The most important ethical perspective in human enhancement that also applies to medical ethics relates to the burgeoning ability to manipulate genotypes and phenotypes. Experts warn that this is likely to be the outcome of utilization of diverse information on genetics of individuals and populations, where control is likely to present a challenge. Moreover, such information influences genetic contribution to ethical and political traits and behaviors that shape understanding of self and social institutions. Allhoff, Lin, Moor et al. (2011) cite an infamous quote by Albert Camus that “man is the only creature that refuses to what he is.” The observation is founded on an understanding that over the years, man has shown relentless adaptation to the environment.

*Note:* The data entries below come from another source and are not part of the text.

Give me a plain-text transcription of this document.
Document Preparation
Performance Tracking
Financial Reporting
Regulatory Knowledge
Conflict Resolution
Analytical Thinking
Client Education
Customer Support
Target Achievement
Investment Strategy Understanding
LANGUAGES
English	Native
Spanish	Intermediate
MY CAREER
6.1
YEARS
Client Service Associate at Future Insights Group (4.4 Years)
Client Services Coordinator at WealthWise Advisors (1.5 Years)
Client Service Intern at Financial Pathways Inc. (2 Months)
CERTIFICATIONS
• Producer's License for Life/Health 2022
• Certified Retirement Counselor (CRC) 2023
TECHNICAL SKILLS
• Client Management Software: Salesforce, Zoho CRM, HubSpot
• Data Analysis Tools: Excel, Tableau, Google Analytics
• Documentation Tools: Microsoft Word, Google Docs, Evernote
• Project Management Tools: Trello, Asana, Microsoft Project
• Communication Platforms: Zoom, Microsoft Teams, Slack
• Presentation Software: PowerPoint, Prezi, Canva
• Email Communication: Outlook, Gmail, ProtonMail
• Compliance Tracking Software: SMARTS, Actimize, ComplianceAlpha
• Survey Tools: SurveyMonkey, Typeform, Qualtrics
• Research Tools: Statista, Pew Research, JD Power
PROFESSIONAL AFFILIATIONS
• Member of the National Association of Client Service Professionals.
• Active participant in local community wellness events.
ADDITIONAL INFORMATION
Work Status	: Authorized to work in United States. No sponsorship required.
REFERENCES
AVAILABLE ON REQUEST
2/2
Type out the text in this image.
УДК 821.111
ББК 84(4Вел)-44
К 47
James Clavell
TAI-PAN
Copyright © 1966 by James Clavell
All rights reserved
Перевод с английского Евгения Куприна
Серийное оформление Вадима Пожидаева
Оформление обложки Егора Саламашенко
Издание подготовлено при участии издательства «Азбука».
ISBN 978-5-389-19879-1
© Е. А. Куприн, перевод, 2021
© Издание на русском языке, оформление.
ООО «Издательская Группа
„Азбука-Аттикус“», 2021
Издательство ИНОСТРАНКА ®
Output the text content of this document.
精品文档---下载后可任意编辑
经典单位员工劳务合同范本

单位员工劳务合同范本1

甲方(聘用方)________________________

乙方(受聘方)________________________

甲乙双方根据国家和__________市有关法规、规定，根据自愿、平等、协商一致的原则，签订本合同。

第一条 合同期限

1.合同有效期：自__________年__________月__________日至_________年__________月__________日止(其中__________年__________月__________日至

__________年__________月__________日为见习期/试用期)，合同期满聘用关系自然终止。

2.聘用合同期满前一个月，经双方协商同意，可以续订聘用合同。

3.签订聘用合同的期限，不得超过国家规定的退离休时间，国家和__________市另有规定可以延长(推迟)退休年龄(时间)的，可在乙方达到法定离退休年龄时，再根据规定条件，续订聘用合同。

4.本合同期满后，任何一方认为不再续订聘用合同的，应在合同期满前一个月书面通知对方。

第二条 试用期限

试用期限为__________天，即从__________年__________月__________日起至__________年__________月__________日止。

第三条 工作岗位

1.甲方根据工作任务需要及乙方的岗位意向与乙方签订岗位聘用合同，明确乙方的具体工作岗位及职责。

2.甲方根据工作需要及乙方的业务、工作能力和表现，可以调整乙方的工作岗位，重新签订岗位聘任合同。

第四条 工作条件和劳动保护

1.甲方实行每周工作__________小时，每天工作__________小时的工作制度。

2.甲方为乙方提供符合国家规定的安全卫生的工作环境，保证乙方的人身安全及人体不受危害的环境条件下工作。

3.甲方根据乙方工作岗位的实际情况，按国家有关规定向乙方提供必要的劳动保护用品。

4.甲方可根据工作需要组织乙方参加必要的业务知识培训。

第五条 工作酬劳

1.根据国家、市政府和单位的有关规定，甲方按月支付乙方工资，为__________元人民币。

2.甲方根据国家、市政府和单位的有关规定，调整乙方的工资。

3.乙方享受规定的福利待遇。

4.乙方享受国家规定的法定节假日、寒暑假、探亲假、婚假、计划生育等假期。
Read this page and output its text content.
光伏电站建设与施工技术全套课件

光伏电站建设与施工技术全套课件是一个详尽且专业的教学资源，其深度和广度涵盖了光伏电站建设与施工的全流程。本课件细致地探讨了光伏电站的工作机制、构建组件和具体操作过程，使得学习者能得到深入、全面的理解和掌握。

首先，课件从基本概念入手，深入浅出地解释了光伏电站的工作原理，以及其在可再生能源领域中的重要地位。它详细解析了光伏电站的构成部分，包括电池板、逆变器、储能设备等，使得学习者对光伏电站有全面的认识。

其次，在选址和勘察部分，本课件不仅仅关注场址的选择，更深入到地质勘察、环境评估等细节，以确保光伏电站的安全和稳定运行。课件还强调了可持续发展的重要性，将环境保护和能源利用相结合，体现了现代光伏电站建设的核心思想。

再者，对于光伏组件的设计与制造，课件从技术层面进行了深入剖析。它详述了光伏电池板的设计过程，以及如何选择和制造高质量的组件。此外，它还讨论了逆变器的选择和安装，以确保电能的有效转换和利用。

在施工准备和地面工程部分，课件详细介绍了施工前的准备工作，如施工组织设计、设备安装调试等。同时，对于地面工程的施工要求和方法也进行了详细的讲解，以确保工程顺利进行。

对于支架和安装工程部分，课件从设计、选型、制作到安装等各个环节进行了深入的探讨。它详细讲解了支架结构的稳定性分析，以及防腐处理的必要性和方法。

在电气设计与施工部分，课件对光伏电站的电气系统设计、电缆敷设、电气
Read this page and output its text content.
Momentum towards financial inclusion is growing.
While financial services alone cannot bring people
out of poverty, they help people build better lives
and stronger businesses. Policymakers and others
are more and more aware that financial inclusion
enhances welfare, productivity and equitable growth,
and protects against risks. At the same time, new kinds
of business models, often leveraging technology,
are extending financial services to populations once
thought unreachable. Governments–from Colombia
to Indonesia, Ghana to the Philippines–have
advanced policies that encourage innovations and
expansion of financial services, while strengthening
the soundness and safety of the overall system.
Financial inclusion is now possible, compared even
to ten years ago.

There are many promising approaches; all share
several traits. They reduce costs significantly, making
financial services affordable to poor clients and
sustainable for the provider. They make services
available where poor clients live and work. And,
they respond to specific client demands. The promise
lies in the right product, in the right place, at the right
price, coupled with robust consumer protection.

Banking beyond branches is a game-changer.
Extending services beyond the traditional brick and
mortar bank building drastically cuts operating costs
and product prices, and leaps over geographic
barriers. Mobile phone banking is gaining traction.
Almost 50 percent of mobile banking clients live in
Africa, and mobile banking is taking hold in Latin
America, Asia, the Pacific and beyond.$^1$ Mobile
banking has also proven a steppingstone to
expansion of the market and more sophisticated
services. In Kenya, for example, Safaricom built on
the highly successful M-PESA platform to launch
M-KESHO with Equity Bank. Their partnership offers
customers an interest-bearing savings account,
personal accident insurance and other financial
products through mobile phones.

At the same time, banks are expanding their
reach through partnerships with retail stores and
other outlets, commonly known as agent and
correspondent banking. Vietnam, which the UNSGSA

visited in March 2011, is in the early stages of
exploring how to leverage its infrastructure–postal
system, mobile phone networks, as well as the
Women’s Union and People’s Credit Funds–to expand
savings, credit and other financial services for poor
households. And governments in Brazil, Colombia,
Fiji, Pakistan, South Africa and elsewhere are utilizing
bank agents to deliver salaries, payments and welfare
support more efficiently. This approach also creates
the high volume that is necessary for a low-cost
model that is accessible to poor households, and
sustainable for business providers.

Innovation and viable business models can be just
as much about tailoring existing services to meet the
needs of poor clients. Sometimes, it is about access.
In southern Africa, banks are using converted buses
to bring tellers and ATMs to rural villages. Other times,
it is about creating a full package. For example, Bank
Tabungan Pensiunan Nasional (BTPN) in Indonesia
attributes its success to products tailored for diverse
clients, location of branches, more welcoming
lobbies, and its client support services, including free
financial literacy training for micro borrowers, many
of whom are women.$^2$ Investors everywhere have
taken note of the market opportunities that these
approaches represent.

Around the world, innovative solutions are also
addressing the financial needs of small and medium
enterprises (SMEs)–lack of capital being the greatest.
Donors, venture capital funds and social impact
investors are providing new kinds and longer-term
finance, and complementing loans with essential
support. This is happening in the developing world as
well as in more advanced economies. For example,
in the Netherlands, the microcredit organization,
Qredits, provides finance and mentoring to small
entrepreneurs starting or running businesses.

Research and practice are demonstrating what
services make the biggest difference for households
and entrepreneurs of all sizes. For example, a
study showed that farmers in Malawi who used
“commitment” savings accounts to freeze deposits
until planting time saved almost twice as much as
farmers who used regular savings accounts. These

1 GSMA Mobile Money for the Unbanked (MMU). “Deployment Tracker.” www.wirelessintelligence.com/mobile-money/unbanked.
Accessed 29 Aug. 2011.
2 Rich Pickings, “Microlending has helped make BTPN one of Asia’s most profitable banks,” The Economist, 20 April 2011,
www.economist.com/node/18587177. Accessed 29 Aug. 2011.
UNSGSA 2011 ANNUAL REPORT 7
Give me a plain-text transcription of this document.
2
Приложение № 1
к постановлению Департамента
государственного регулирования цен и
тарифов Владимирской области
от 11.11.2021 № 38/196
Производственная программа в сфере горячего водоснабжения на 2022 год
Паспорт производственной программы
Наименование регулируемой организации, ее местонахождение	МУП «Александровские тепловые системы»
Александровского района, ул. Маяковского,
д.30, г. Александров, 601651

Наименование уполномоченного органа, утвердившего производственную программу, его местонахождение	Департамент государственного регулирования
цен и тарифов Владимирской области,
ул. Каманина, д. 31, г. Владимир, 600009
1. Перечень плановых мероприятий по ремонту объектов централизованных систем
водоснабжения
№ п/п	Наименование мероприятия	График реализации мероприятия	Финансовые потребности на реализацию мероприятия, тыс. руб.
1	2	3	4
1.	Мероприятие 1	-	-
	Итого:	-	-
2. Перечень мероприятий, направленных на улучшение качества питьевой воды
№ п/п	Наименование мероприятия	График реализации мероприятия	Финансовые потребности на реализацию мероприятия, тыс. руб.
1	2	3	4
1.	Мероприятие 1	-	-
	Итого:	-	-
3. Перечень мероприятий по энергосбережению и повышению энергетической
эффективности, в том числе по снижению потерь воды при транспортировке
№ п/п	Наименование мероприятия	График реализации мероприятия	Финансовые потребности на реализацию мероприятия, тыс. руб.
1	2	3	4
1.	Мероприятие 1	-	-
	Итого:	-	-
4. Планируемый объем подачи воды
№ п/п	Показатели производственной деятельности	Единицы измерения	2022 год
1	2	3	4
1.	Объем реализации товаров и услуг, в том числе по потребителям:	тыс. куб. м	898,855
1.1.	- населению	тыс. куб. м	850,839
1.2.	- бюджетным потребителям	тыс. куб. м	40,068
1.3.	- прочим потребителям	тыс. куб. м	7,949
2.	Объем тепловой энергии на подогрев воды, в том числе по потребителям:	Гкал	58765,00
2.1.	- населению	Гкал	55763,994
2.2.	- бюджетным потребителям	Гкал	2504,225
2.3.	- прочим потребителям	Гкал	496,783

Human enhancement through science and technology is likely to disrupt this natural phenomenon from occurring.
Nature and environment balance in a manner that is incomprehensible in most instances. The application of genotype and phenotype manipulation to develop superior humans and animals is a threat to other biodiversity. Nature has its way of regulating how different species evolve, but acceleration of the process using artificial techniques has unprecedented effects. Some factions have argued that the current issues of global warming and climate change are outcomes of exceedingly high consumption rate by some countries that to satiate their greed, they have to produce more without regard for the environment. A human-god being created through enhancement cannot be a fit to the environment because of the potential that they would evolve beyond what scientists envisioned.
Similar concepts exist where animals and plants are concerned. The debate about genetically modified organisms continues to elicit mixed reactions. The process is understandable from the utilitarian perspective, but fails to address a number of ethical concerns. In most cases, the process for the development of GMOs and related information need to be publicized to alleviate some of these concerns. However, enhancement processes continue to be clouded in mystery making the processes suspect.
An aspect of critical importance is the process of experimentation. As seen in the case of ‘savior siblings’, balancing between the benefits and detriments is an important element. A similar approach is adopted when using animals for research by balancing the suitability of the model for human medicine against the possible harm to the animal from the procedure in terms and the quality of its lifetime and experience. The ethical principle governing manipulation of genotypes and phenotypes is important in recognition of humans as equal, a similar approach that should be applied to animals. While enhancement through genetic screening and modification can be instrumental in the treatment of diseases and other vulnerabilities species may be exposed to, it cannot be used as a method of natural selection. Such a practice interferes with the genetic pool of species. The enhancement may protect the species from a particular disease, but make them vulnerable to others. However, the main challenge lies in the development of regulatory frameworks. Proponents of human enhancement may argue that the process allows the expression of freedom of choice, but even under a democratic society, regulation is key process and human genetics is no exception.
References
Allhoff, F., Lin, P., Moor, J., & Weckert, J. (2010). Ethics of human enhancement: 25 questions & answers. Studies in Ethics, Law, and Technology , 4 (1).
Genetics Generation. (2015). Introduction to eugenics. Retrieved from http://knowgenetics.org/history-of-eugenics/.
Paul, D. B. (2014). What was wrong with eugenics? Conflicting narratives and disputed interpretations. Science & Education , 23 (2), 259-271.
Raz, A., Schües, C., Wilhelm, N., & Rehmann-Sutter, C. (2017). Saving or Subordinating Life? Popular Views in Israel and Germany of Donor Siblings Created through PGD. Journal of Medical Humanities , 38 (2), 191-207.
Strong, K. A., Jordens, C. F., Kerridge, I. H., Little, J. M., & Ankeny, R. A. (2011). It's time to reframe the savior sibling debate. AJOB Primary Research , 2 (3), 13-25.